Toch was de Republikeinse kritiek op Clinton niet verstandig. Onderzoek leerde al spoedig dat een groot aantal Republikeinse politici van Clintons leeftijd evenmin in Vietnam had gediend. Zo bijvoorbeeld George W. Bush, de huidige president, Dick Cheney en Dan Quayle, in 1992 de vice-president. De statistiek leert zelfs dat van de 28 miljoen jonge Amerikanen die hun diensttijd in Vietnam moesten vervullen, er zich 16 miljoen aan die onaangename verplichting wisten te ontrekken. Dat zou betekenen dat het uit zuiver electorale overwegingen niet verstandig is al te veel kritiek te hebben op degenen die niet in Vietnam hebben gediend.
Er lijken ten aanzien van de vervulling van de dienstplicht in Vietnam drie mogelijke standpunten te zijn. Ten eerste: je was niet tegen de interventie en diende in Vietnam. Ten tweede: je was tegen de interventie, maar toch van mening dat je je plicht ten opzichte van het vaderland niet mocht verzaken, al was het maar omdat miljoenen leeftijdsgenoten niet in de gelegenheid waren zich aan die plicht te onttrekken. Ten derde: je was tegen de interventie en deed al het mogelijke om niet in Vietnam te hoeven dienen.

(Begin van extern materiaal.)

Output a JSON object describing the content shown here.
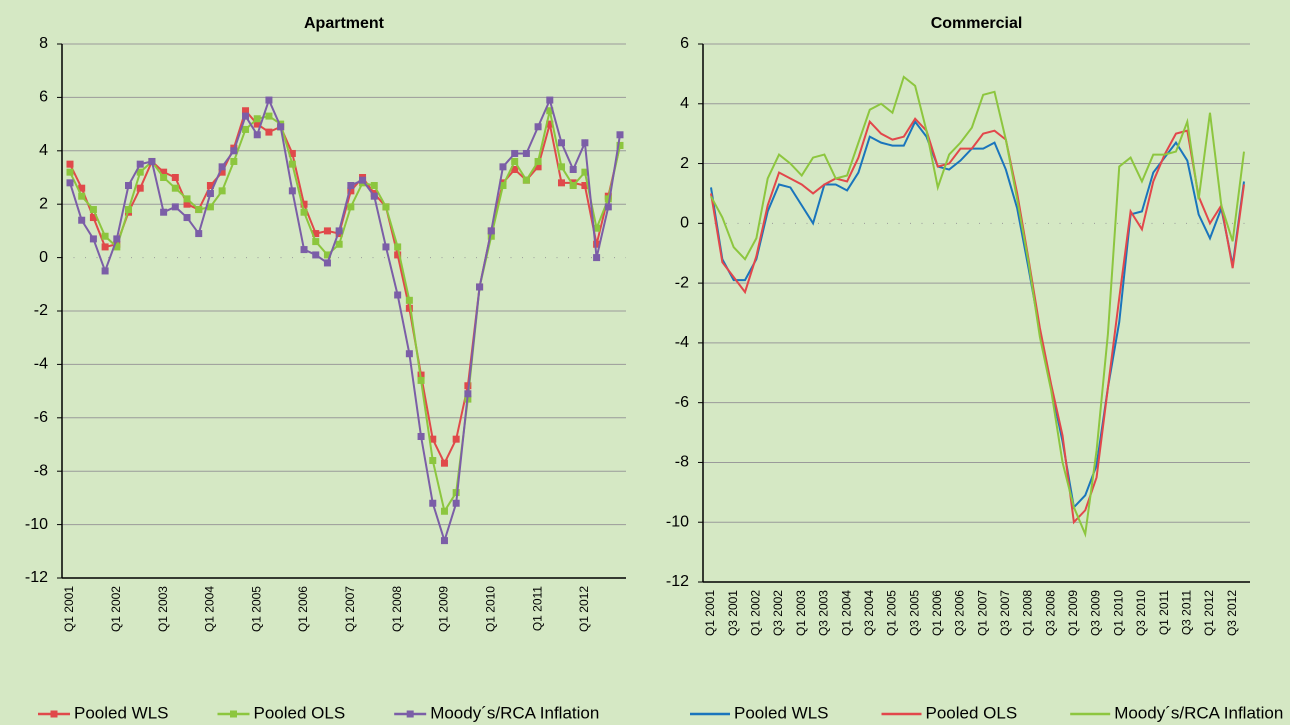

Achteraf gezien is het tweede standpunt voor een Amerikaanse politicus verreweg het beste en ook moreel het meest aantrekkelijke. De huidige Democratische kandidaat John Kerry nam dit standpunt in en is daarom in deze zaak onkwetsbaar voor Republikeinse kritiek. Overigens vinden de Amerikaanse kiezers de dienstplichtkwestie veel minder belangrijk dan de media en de politici zelf. Dienstplichtontwijker Clinton won in 1992 van oorlogsheld Bush sr. Dienstplichtontwijker Clinton won in 1996 weer, nu van oorlogsheld Dole. Bush junior, die zijn dienstplicht doorbracht in de Texas National Guard, won van Al Gore, die in Vietnam diende. De kiezers zien het beter dan de media en de politici.